In actuality, everyone is doing the same thing and their decisions are already made for them. Companies don't just act evil because they are evil. They act evil because all they can ever be is evil. If they don't, then they lose. So what's left?

Facebook becoming an ad-ridden disaster was, in a way, predestined. Unavoidable.

Indeed, and I don't know why people keep saying that we ever thought the 20 hour workweek was feasible, because there is always more work to be done. Work expands to fill the constraints available, similar to Parkinson's Law.

  • Probably because the 40-hour workweek was feasible.

    It became feasible because back when the workweek was "whenever you're not asleep", a lot of people set a lot of things on fire until it wasn't.

This misses a huge part of the story, increase in productive, means a large economy, means more efficient use of resources, means compensation goes up over time.

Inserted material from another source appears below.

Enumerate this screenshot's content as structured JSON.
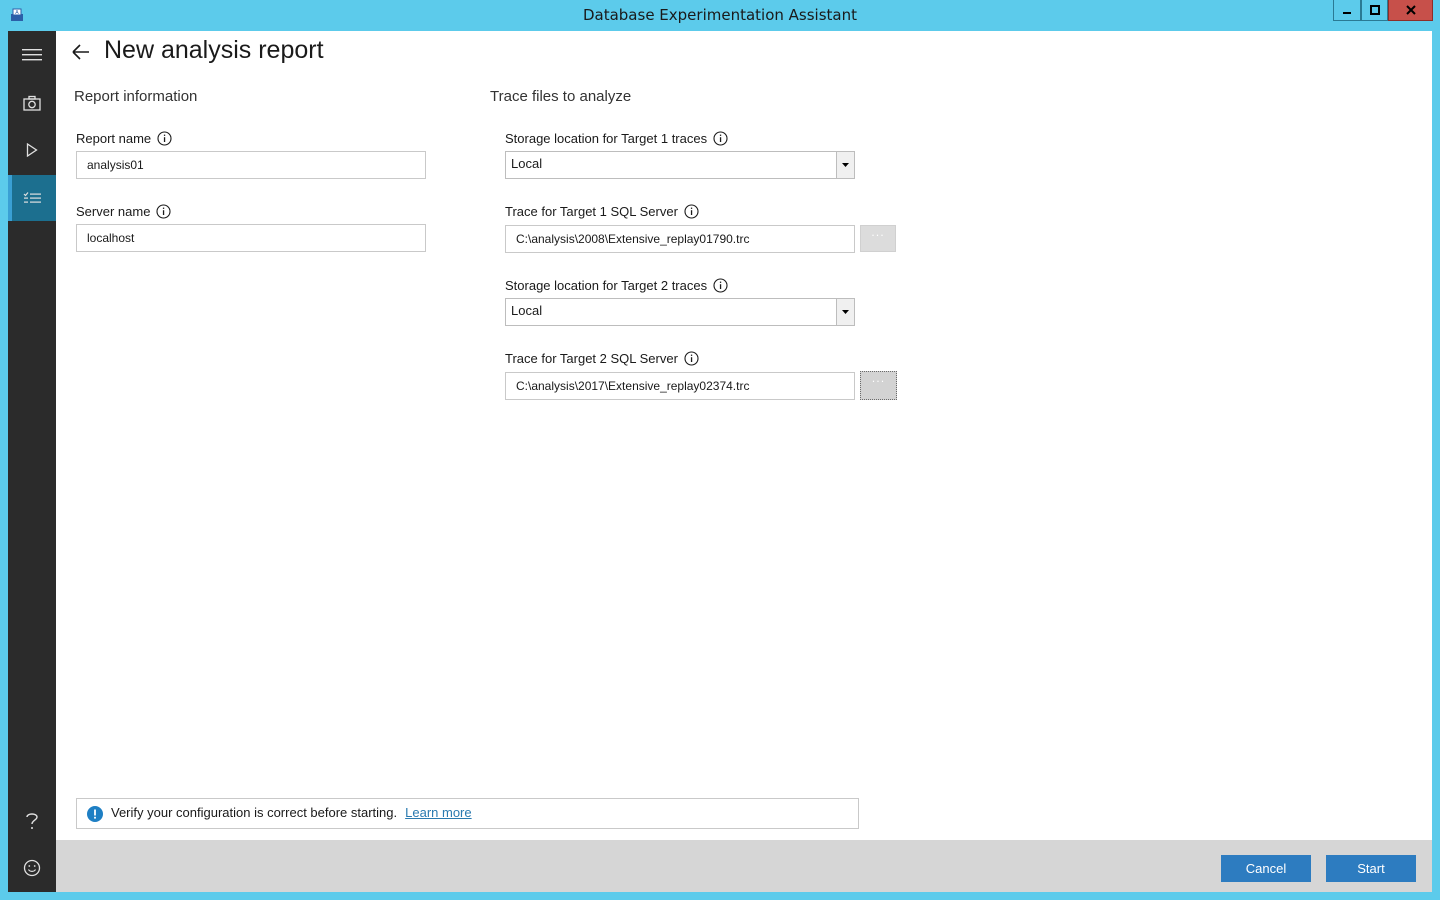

If you want to live the live of somebody that did 40h a week 40 years ago and only work 20h, you can already have most of that, and still have many options somebody back then didn't have that is virtually free.

The actual realization is that most people simple rather work 40h a week (or more) and spend their money on whatever they want to spend their money on.

Specially many of us here, can do so easily. I personally work 80% and could reduce it further if my goal was maximum leisure.

By far the biggest reason it doesn't feel that way, is that housing polices in most of the Western world have been utterly and completely braindead. That and the ever increasing cost of health care as people get ever older and older.